Las orejas de Felipe González

Solecismo de franela o tervilor, repetición de sí mismo, cacofonía, tautología, es el Felipe electoral, con plomo en las orejas, todo él de bondadosidad y conyugal alarde. Y digo bondadosidad porque a Felipe González la bondad a cuadros de cuando entonces se le ha ido enlagunando en bondadosidad, que es la de los padres procesales, los jesuitas de la infancia y los políticos cansados. 

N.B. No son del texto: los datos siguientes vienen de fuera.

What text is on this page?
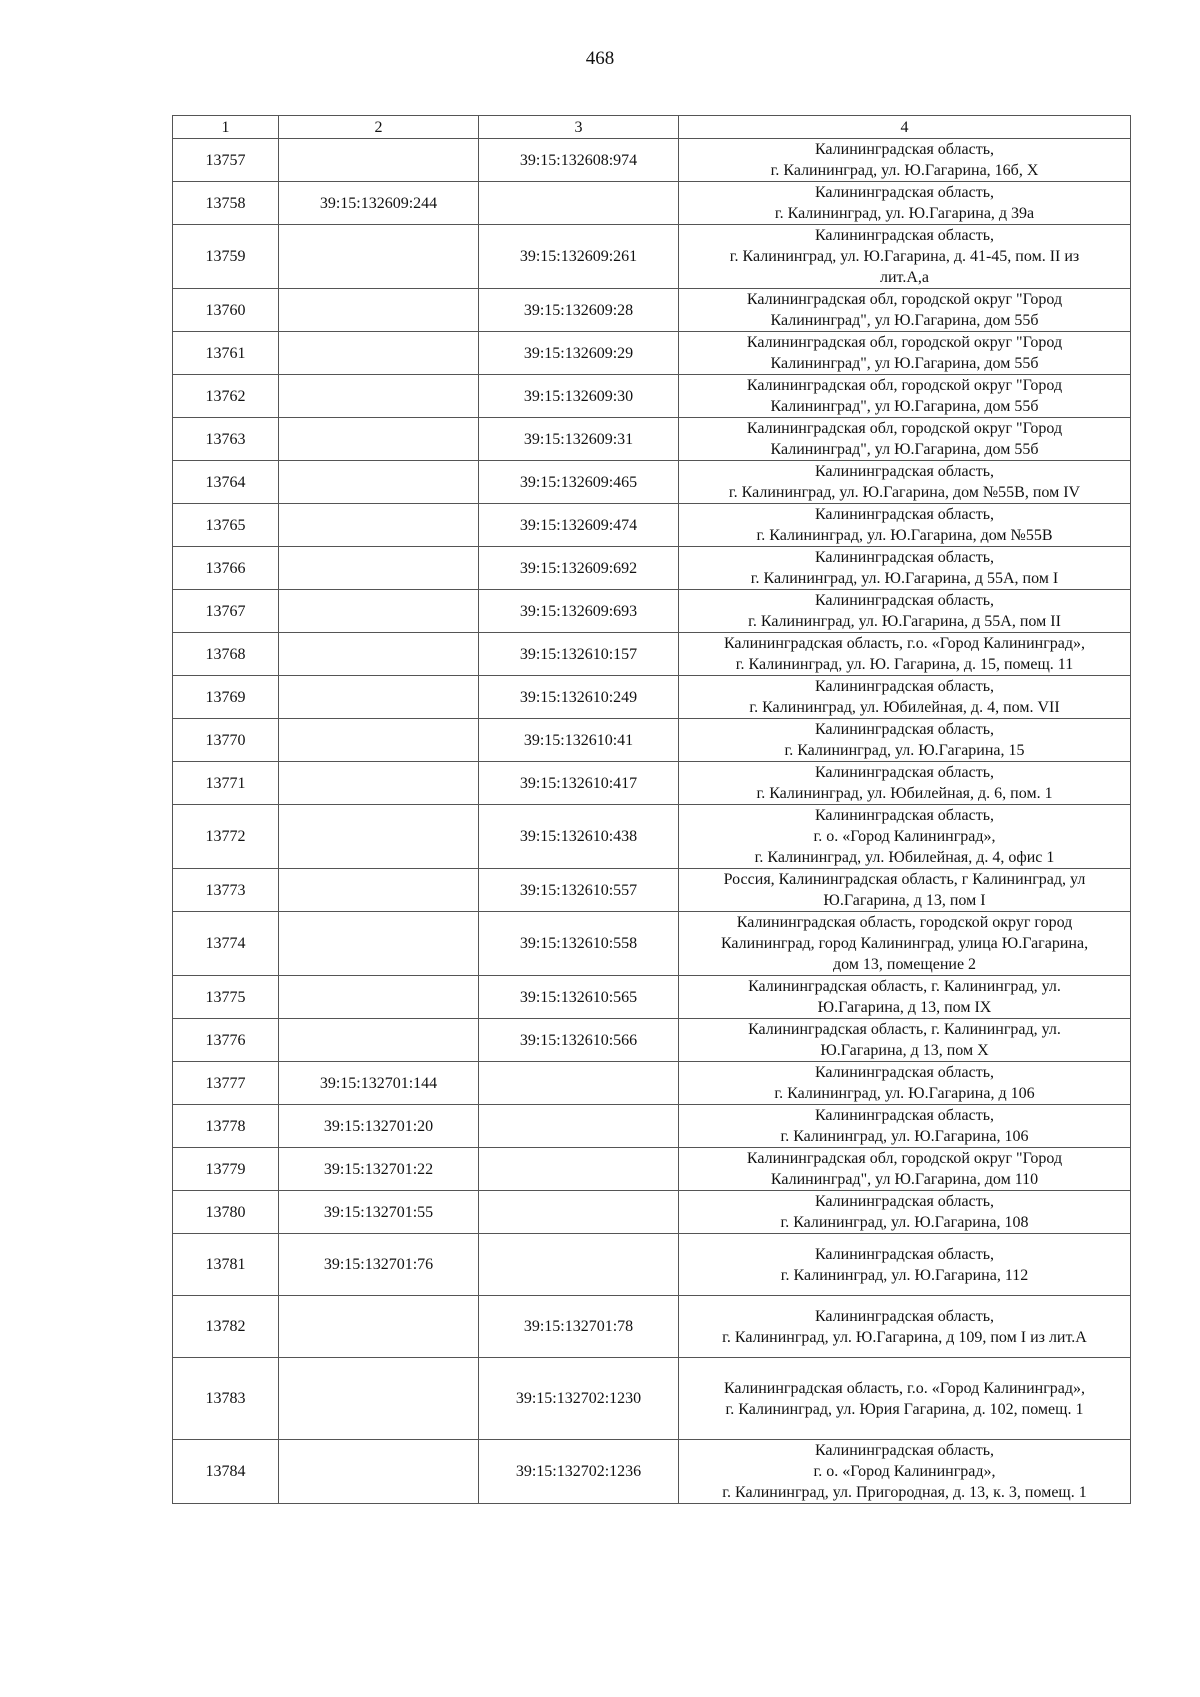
468
1	2	3	4
13757		39:15:132608:974	Калининградская область,
г. Калининград, ул. Ю.Гагарина, 16б, Х

13758	39:15:132609:244		Калининградская область,
г. Калининград, ул. Ю.Гагарина, д 39а

13759		39:15:132609:261	Калининградская область,
г. Калининград, ул. Ю.Гагарина, д. 41-45, пом. II из
лит.А,а

13760		39:15:132609:28	Калининградская обл, городской округ "Город
Калининград", ул Ю.Гагарина, дом 55б

13761		39:15:132609:29	Калининградская обл, городской округ "Город
Калининград", ул Ю.Гагарина, дом 55б

13762		39:15:132609:30	Калининградская обл, городской округ "Город
Калининград", ул Ю.Гагарина, дом 55б

13763		39:15:132609:31	Калининградская обл, городской округ "Город
Калининград", ул Ю.Гагарина, дом 55б

13764		39:15:132609:465	Калининградская область,
г. Калининград, ул. Ю.Гагарина, дом №55В, пом IV

13765		39:15:132609:474	Калининградская область,
г. Калининград, ул. Ю.Гагарина, дом №55В

13766		39:15:132609:692	Калининградская область,
г. Калининград, ул. Ю.Гагарина, д 55А, пом I

13767		39:15:132609:693	Калининградская область,
г. Калининград, ул. Ю.Гагарина, д 55А, пом II

13768		39:15:132610:157	Калининградская область, г.о. «Город Калининград»,
г. Калининград, ул. Ю. Гагарина, д. 15, помещ. 11

13769		39:15:132610:249	Калининградская область,
г. Калининград, ул. Юбилейная, д. 4, пом. VII

13770		39:15:132610:41	Калининградская область,
г. Калининград, ул. Ю.Гагарина, 15

13771		39:15:132610:417	Калининградская область,
г. Калининград, ул. Юбилейная, д. 6, пом. 1

13772		39:15:132610:438	Калининградская область,
г. о. «Город Калининград»,
г. Калининград, ул. Юбилейная, д. 4, офис 1

13773		39:15:132610:557	Россия, Калининградская область, г Калининград, ул
Ю.Гагарина, д 13, пом I

13774		39:15:132610:558	Калининградская область, городской округ город
Калининград, город Калининград, улица Ю.Гагарина,
дом 13, помещение 2

13775		39:15:132610:565	Калининградская область, г. Калининград, ул.
Ю.Гагарина, д 13, пом IX

13776		39:15:132610:566	Калининградская область, г. Калининград, ул.
Ю.Гагарина, д 13, пом X

13777	39:15:132701:144		Калининградская область,
г. Калининград, ул. Ю.Гагарина, д 106

13778	39:15:132701:20		Калининградская область,
г. Калининград, ул. Ю.Гагарина, 106

13779	39:15:132701:22		Калининградская обл, городской округ "Город
Калининград", ул Ю.Гагарина, дом 110

13780	39:15:132701:55		Калининградская область,
г. Калининград, ул. Ю.Гагарина, 108

13781	39:15:132701:76		Калининградская область,
г. Калининград, ул. Ю.Гагарина, 112

13782		39:15:132701:78	Калининградская область,
г. Калининград, ул. Ю.Гагарина, д 109, пом I из лит.А

13783		39:15:132702:1230	Калининградская область, г.о. «Город Калининград»,
г. Калининград, ул. Юрия Гагарина, д. 102, помещ. 1

13784		39:15:132702:1236	Калининградская область,
г. о. «Город Калининград»,
г. Калининград, ул. Пригородная, д. 13, к. 3, помещ. 1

¿Elecciones para qué? Ancho otoño de España, abrumado de las nubosidades que trae Charo Pascual y la gramatiquería de los líderes, un marengo verbal que ha entrado en nuestras existencias persuadidas y atardecidas para corroborar el triunfo o reflejo condicionado de las clases medias y el progresismo conservador, la gloria y ventaja cansinas de una socialdemocracia con las nieves de antaño plateando las sienes del presidente. ¿Elecciones para qué? Elecciones para convencidos, la insistencia como argumento cuando no hay otros mejores, la insistencia como resistencia, estrasburgos de platas y de idiomas corroborando la tediosidad granburguesa de lo mismo.

No hay ideas, no hay proyectos, no hay soluciones, no hay diálogo sindical ni aventura social, no hay sino poner los huevos de la gallina de oro sobre la mesa, haciendo de la cantidad un pan como unas hostias y del recuento un sayo o capisayo con que investir de nuevo al príncipe infrarrojo cansado de sí mismo, con gala de estadísticas y lujosos sofismas que sitúan la gloria eterna en el 92 y el salario mínimo en lo que diga Solchaga contando por los dedos. El solecismo o Felipe, patria o yo, un «Luis II de Baviera» vagando por la Moncloa, a la espera quizá de Sacher-Masoch, o sea Guerra, alguien, algo que encienda con verba o masoquismo el alma rectificada del presidente, el motor preparado de aquel seiscientillos petardero del primer socialismo/82. ¿Elecciones para qué?

Fue una Utopía en tintas planas, una euforia discreta, el encanto de ser de izquierdas de toda la vida a partir de los cuarenta años, pero la vida le va convirtiendo a uno en reina madre, la vida y el sarao de los ordenadores, fue una fiesta de sol municipal (en España sólo hemos hecho revoluciones municipales), extensiones del censo como una bandera de papel timbrado que vuelve a ondear España por sobre los parados y los jubilados, por sobre las cabezas y las boinas, por sobre la opa sombría de los Bancos y la conjura en vídeo de los GAL. Baja la reina madre, o sea, decía, a cantar en las Cortes o en la tele su especial musical, los largos calderones de la macroeconomía, Felipe, por huir del solecismo, hecho una Montserrat Caballé con arrobas de divisas en casa Mariano Rubio, pero que ya no da el tipo de capa andaluz, de torerillo manta que iba a revolcar España.

Banqueros y militares como verja humana que le encierra entre los pinsapos otoñales de la Moncloa, y viene el corresponsal del «Financial Times» a preguntarme, lo cual que se lo aclaro: Felipe hace con Castro y con Ortega el socialismo que aquí no puede ni quiere, hace un yuppi cenceño en Estrasburgo y al fin -España, España- posa de reina madre, qué respiro, sobre el socialseuísmo, hasta que unas nuevas elecciones le elevan en el azul católico de España. ¿Elección para qué? Arancha está urgentísima y vernal en los spots. Elecciones, no para cambiar de política, que hoy en España sólo se puede hacer una y todos acabarán haciendo la misma (campaña sobre el vehículo de la campaña, la tele: ¿sobre qué, si no?) Elecciones del cuerpo a cuerpo de los líderes, el insulto como ideología, porque ideología va quedando poca y tiene perineumonía, como las vacas.

El solecismo o Felipe, el príncipe mendigo que acertó con el quietismo/conservatismo de los revolucionarios de colegio mayor. Qué tristeza marengo corrobora su triunfo soso y previo.